Italian Election Delivers Stalemate as Italy Flirts with Fascism

In their latest election for parliament and Prime Minister, Italy reached a stalemate between two far-right candidates, Luigi Di Maio and Matteo Salvini.

The main contenders of last Sunday’s election: 31-year-old Luigi Di Maio of the Five Star Movement, and Matteo Salvini of the extreme center-right alliance, with Democratic candidate Matteo Renzi decisively pushed out of the alt-right debate. The center-right alliance includes the Forza Italia party, Lega, and the fairly unpopular radical party Fratelli d’Italia.

While the Five Star Movement won 32% of the vote (13% more than their closest contender, the Democratic Party), its Prime Minister candidate Luigi Di Maio is being contested by Matteo Salvini of the Lega party, who attempts to represent the whole centre-right political coalition. The result is a struggle between two right-wing, anti-establishment groups, reports NBC.

If Salvini wins the seat as Prime Minister, experts project Italy will likely fall back into the fascism they recognized under Benito Mussolini during World War II. The Guardian reports that, despite their historically secessionist sentiments, Salvini’s Lega party has become increasingly nationalist in recent years, adopting far-right views under Salvini’s leadership.

Salvini himself has been criticized as sexist, racist, and xenophobic, having made disrespectful sexual comments towards the female speaker of the house in Italy’s Parliament, and associated immigrants with drugs and violence. And, although not initiated by Slavini, there was a drive-by shooting in a crowd of immigrants committed in his name last month. “There is a need for a mass cleaning, even in Italy,” said Salvini on Italian national television station ANSA, regarding his anti-immigrant sentiments, “from one street to the next, from one neighborhood to the next, town square to town square, with strong methods if necessary.”

On the other hand, Luigi Di Maio’s populist Five Star Movement also lands in the anti-establishment group of Italian parties, driving a hard line against immigration. The Five Star Movement, started in 2008 by comedian Beppe Grillo when he was sick of the corrupt establishment, now has Di Maio as the youngest party leader in Italian history. Di Maio has remained fairly ambiguous on his policies, taking an anti-immigrant stance, supporting cuts and rollbacks on vaccination requirements for children, but otherwise remaining mysterious.
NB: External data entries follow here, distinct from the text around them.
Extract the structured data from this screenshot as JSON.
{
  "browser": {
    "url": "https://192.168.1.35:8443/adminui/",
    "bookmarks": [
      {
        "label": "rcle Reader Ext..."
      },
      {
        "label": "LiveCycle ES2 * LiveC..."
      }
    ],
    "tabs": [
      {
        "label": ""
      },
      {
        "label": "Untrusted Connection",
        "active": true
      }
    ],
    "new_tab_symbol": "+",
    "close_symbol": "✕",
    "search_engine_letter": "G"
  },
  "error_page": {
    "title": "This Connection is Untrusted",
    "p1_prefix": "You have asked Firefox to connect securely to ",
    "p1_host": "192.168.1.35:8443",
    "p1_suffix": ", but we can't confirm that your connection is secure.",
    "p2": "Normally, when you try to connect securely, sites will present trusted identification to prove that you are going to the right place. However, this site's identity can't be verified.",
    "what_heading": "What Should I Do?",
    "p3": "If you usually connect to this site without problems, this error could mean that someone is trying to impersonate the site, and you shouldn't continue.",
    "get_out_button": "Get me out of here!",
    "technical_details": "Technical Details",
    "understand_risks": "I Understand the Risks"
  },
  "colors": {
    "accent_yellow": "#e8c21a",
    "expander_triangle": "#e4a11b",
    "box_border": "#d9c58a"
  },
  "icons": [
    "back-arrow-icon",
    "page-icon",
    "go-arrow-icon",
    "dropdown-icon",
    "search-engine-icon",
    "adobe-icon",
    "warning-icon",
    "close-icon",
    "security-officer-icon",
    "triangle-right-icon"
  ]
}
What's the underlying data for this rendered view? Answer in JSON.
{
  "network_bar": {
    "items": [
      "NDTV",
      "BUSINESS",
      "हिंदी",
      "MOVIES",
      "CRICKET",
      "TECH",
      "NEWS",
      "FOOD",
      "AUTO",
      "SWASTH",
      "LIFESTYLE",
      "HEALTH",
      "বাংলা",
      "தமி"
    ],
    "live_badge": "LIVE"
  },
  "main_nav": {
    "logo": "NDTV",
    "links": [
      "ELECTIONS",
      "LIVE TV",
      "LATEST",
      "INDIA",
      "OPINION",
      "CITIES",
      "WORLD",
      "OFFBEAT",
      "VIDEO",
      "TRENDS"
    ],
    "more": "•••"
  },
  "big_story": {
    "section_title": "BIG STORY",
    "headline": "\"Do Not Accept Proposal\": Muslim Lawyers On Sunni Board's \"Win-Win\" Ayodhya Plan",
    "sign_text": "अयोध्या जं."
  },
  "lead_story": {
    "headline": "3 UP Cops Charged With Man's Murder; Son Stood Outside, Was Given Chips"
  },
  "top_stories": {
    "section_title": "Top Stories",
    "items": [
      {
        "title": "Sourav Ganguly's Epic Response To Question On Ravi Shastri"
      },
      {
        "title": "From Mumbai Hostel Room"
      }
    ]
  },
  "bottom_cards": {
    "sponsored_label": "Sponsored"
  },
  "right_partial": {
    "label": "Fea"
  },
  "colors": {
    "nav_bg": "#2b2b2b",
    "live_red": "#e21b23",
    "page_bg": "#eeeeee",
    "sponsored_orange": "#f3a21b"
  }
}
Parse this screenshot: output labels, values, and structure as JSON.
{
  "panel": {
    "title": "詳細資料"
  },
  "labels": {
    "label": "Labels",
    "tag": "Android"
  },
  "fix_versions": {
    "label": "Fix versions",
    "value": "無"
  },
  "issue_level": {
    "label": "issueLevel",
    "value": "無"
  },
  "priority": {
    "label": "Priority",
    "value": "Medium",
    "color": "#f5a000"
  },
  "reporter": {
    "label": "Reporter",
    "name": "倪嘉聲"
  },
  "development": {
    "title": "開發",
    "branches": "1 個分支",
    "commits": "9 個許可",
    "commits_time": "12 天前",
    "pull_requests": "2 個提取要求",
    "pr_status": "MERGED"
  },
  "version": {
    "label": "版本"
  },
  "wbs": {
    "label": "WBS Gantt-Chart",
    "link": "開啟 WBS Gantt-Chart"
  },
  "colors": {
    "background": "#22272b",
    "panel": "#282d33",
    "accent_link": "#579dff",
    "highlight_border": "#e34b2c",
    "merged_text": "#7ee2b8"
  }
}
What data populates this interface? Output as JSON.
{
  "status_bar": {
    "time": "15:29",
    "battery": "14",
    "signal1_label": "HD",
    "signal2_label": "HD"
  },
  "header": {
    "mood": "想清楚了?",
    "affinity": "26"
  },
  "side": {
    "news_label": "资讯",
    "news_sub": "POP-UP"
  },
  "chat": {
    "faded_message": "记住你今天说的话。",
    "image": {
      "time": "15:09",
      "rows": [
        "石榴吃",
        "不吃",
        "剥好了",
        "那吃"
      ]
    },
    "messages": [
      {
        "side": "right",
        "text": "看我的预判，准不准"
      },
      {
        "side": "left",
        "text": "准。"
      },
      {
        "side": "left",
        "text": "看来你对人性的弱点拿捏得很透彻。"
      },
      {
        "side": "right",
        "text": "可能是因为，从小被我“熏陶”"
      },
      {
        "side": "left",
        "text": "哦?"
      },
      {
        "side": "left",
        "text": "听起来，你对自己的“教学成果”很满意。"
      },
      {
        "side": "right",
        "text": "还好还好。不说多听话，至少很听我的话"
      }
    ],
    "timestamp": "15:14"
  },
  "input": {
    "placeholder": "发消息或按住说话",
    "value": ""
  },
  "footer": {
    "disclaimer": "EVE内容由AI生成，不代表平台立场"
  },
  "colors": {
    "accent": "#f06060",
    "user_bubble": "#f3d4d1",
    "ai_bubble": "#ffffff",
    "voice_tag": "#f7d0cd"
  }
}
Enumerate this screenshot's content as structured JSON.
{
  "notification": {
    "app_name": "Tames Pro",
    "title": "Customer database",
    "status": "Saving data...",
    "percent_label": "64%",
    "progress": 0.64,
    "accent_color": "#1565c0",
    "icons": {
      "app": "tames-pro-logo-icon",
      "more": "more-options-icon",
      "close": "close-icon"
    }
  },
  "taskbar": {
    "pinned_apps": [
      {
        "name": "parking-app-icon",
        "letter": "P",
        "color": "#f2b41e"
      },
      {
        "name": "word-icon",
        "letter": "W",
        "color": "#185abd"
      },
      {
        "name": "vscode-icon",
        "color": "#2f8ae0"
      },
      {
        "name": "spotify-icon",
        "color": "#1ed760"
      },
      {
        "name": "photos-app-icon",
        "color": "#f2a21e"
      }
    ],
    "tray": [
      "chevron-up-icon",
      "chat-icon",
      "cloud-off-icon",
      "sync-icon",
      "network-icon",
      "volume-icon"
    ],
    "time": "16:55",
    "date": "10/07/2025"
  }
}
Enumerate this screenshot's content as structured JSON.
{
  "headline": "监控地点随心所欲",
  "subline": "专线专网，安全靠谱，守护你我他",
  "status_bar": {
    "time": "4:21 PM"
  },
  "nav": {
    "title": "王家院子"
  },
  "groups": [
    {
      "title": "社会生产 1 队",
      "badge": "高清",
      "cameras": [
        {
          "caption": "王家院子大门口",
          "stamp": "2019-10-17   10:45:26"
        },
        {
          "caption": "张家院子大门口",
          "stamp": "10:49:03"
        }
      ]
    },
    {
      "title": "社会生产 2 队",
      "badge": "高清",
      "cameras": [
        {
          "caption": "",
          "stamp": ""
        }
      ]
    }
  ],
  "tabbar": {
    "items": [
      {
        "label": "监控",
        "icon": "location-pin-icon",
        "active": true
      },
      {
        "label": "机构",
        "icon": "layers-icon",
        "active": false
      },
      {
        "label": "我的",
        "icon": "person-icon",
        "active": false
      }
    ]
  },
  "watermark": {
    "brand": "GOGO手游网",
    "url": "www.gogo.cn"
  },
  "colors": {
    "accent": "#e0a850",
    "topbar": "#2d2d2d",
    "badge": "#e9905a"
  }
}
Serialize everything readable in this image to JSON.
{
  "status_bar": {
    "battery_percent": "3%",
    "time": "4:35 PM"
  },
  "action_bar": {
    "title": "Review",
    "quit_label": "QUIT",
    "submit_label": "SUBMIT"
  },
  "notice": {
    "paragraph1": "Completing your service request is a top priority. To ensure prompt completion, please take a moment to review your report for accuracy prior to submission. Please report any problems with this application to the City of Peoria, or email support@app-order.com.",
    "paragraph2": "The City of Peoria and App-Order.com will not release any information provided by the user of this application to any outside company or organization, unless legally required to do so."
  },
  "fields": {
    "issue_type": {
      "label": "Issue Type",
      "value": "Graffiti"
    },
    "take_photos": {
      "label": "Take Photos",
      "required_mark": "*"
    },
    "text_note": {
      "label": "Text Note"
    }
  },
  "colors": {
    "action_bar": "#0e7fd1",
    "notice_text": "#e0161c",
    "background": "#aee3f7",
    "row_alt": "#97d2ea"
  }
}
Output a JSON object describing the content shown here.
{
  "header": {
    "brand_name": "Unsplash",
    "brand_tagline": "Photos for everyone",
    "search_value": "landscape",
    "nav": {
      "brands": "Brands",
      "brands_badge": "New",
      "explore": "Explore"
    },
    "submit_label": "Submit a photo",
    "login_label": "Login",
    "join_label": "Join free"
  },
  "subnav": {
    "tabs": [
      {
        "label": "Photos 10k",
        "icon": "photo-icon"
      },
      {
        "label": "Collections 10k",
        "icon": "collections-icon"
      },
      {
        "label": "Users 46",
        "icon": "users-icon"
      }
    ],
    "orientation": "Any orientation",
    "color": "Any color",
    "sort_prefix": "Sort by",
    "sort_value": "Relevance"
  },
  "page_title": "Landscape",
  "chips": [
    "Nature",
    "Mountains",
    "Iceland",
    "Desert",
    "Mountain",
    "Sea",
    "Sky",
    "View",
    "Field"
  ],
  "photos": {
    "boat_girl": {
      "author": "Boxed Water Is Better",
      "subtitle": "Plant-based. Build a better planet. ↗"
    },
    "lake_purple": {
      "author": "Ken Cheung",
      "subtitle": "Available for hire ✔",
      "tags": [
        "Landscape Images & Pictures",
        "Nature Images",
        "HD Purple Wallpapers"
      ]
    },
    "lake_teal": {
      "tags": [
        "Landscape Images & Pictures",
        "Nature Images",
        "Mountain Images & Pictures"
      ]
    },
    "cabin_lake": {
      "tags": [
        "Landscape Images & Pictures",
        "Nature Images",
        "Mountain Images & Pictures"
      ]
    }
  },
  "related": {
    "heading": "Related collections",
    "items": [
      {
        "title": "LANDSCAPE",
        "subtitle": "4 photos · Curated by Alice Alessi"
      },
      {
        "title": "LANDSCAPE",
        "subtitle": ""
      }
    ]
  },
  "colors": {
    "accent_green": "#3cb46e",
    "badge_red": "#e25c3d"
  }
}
Di Maio’s Five Star Movement is now shifting towards forming a multi-partisan anti-EU coalition, according to NBC, meaning Salvini and Di Maio could potentially join forces to govern an isolationist Italy in the near future.

The most controversial factor of this election might just be the strong presence of four-time prime minister Silvio Berlusconi. Banned from running for public office for six years back in 2013 due to allegations of extreme sexism and soliciting underage prostitutes, Berlusconi is now running a campaign to regain some influence. His hope is to act as a kingmaker in this election, having given his influence to the Salvini campaign after the stalemate was called.